O estudo tem uma limitação importante: todos os resultados existem apenas num modelo computacional.

Ninguém preparou estas refeições, ninguém as comeu, nem foi testado se as trocas sugeridas são viáveis de manter ao longo do tempo.

Os dados também trazem enviesamentos. Os participantes relataram a própria alimentação, e sabe-se que as pessoas tendem a subnotificar alimentos menos saudáveis e a sobrevalorizar escolhas mais saudáveis.

As poupanças estimadas seguem a mesma lógica: baseiam-se em menus modelados, e não em talões reais de compras.

Os autores não exageram a força do achado. Para eles, há um fio claro a atravessar os números.

“Uma alimentação mais saudável não tem de significar abdicar das refeições de que as pessoas já gostam”, observaram os investigadores.

O que pode mudar

O que aqui muda é o tamanho da alavanca.
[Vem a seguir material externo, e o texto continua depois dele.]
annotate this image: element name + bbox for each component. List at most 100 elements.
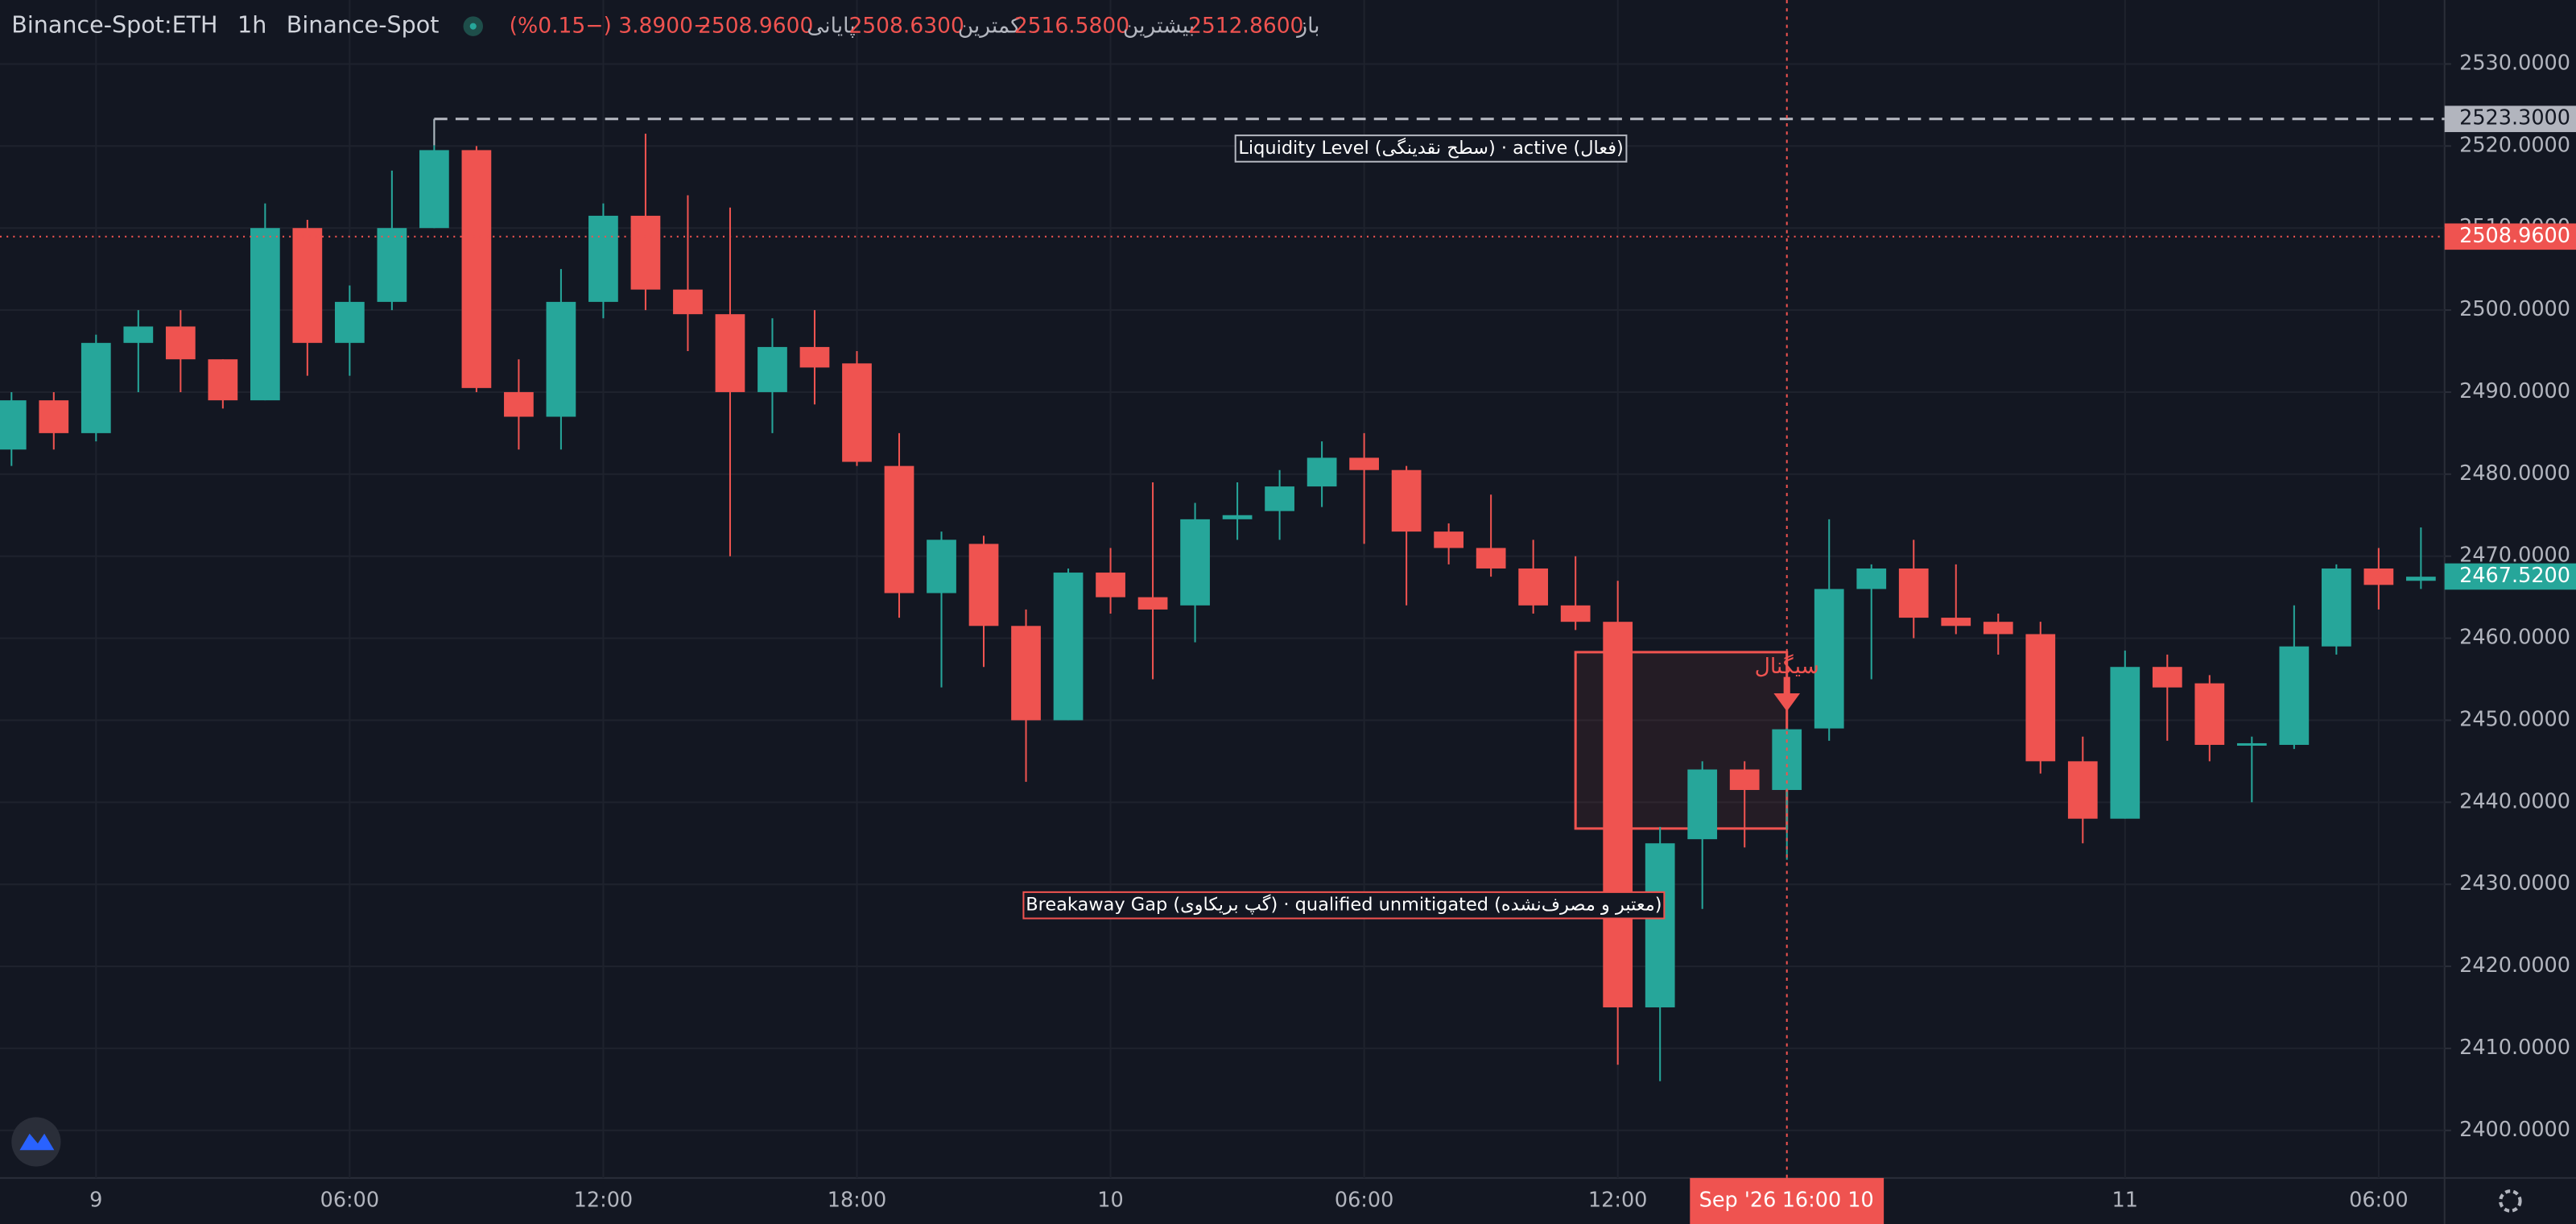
y-tick-label: 2400.0000 (2459, 1118, 2570, 1142)
y-tick-label: 2410.0000 (2459, 1036, 2570, 1060)
crosshair-label: 16:00 10 (1782, 1188, 1874, 1212)
candle-body (1180, 519, 1210, 606)
plot (0, 118, 2445, 1081)
price-label: 2523.3000 (2459, 106, 2570, 130)
header-item: Binance-Spot:ETH (11, 11, 217, 39)
candle-body (673, 289, 703, 315)
candle-body (0, 400, 27, 450)
candle-body (1645, 843, 1675, 1007)
y-tick-label: 2500.0000 (2459, 297, 2570, 321)
candle-body (968, 544, 999, 626)
y-tick-label: 2430.0000 (2459, 871, 2570, 895)
candle-body (842, 363, 872, 462)
price-label: 2508.9600 (2459, 224, 2570, 248)
x-tick-label: 11 (2112, 1188, 2138, 1212)
candle-body (1729, 769, 1760, 791)
candle-body (715, 314, 745, 392)
y-tick-label: 2420.0000 (2459, 953, 2570, 978)
y-tick-label: 2480.0000 (2459, 461, 2570, 486)
settings-icon[interactable] (2499, 1189, 2522, 1213)
x-tick-label: 18:00 (828, 1188, 887, 1212)
candle-body (165, 326, 196, 360)
candle-body (1898, 568, 1929, 618)
x-tick-label: 06:00 (1335, 1188, 1394, 1212)
candle-body (2110, 667, 2140, 819)
signal-arrow (1773, 676, 1801, 712)
candle-body (1053, 573, 1084, 721)
candle-body (1856, 568, 1887, 589)
candle-body (2025, 634, 2056, 762)
zone-label: Breakaway Gap (گپ بریکاوی) · qualified u… (1026, 894, 1662, 916)
candle-body (208, 359, 238, 401)
candle-body (292, 228, 323, 343)
candle-body (1222, 515, 1253, 519)
candle-body (630, 215, 661, 290)
x-tick-label: 12:00 (1588, 1188, 1648, 1212)
price-label-box (2444, 105, 2576, 133)
candle-body (250, 228, 280, 401)
candle-body (799, 346, 830, 368)
candle-body (2363, 568, 2394, 585)
candle-body (80, 342, 111, 433)
field-value: 2512.8600 (1188, 13, 1303, 38)
axes: 2400.0000 2410.0000 2420.0000 2430.0000 2440… (89, 51, 2576, 1212)
candle-body (1476, 548, 1506, 569)
candle-body (2321, 568, 2351, 647)
field-label: کمترین (958, 13, 1022, 38)
x-tick-label: 10 (1097, 1188, 1123, 1212)
candle-body (377, 228, 407, 302)
x-tick-label: 06:00 (2349, 1188, 2409, 1212)
zone-label-box (1022, 891, 1666, 920)
logo-mark (19, 1133, 55, 1151)
field-label: باز (1295, 13, 1319, 38)
candle-body (2236, 742, 2267, 746)
x-tick-label: 12:00 (574, 1188, 634, 1212)
y-tick-label: 2460.0000 (2459, 626, 2570, 650)
field-value: 2516.5800 (1014, 13, 1129, 38)
status-dot (463, 16, 483, 36)
candle-body (1560, 605, 1591, 622)
candle-body (588, 215, 618, 302)
candle-body (1265, 486, 1294, 511)
field-value: 2508.6300 (848, 13, 964, 38)
y-tick-label: 2440.0000 (2459, 789, 2570, 813)
candle-body (1518, 568, 1549, 606)
crosshair-label: Sep '26 (1699, 1188, 1777, 1212)
change: −3.8900 (−0.15%) (510, 13, 712, 38)
candle-body (1687, 769, 1718, 840)
candle-body (2279, 646, 2310, 745)
candle-body (1349, 457, 1379, 470)
price-label-box (2444, 563, 2576, 590)
x-tick-label: 06:00 (320, 1188, 380, 1212)
crosshair-label-box (1690, 1177, 1885, 1224)
candle-body (884, 465, 914, 593)
candle-body (2152, 667, 2182, 688)
candle-body (1096, 573, 1125, 598)
y-tick-label: 2490.0000 (2459, 379, 2570, 403)
candle-body (2406, 577, 2436, 581)
candle-body (1983, 622, 2013, 635)
header: Binance-Spot:ETH 1h Binance-Spot (11, 11, 439, 39)
candle-body (39, 400, 69, 433)
candle-body (758, 346, 787, 392)
candle-body (504, 391, 534, 417)
header-item: Binance-Spot (287, 11, 440, 39)
header-values: باز2512.8600بیشترین2516.5800کمترین2508.6… (510, 13, 1320, 38)
header-item: 1h (237, 11, 266, 39)
candle-body (1434, 531, 1463, 548)
candle-body (927, 540, 956, 593)
field-value: 2508.9600 (698, 13, 813, 38)
x-tick-label: 9 (89, 1188, 102, 1212)
candle-body (1941, 618, 1971, 626)
level-label-box (1234, 134, 1628, 163)
candle-body (2194, 683, 2225, 745)
candle-body (2067, 761, 2098, 819)
y-tick-label: 2520.0000 (2459, 133, 2570, 157)
candle-body (1307, 457, 1337, 487)
candle-body (419, 150, 449, 229)
field-label: پایانی (807, 13, 855, 38)
candle-body (335, 301, 365, 343)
Uma refeição não precisa de ser redesenhada.

Uma ou duas substituições bem escolhidas podem aproximá-la das recomendações e, ao mesmo tempo, baixar a conta.

As implicações práticas são fáceis de imaginar. Uma aplicação de compras poderia sugerir uma única troca no momento do pagamento, em vez de impor uma dieta totalmente nova; e um programa de saúde pública poderia oferecer versões mais baratas e mais saudáveis das refeições que as pessoas já cozinham.

No limite, o mesmo motor poderia alimentar as ferramentas usadas por nutricionistas, propondo mudanças que um paciente consiga manter.

A lição maior é simples: comer melhor pode depender menos de força de vontade e mais da pequena mudança certa.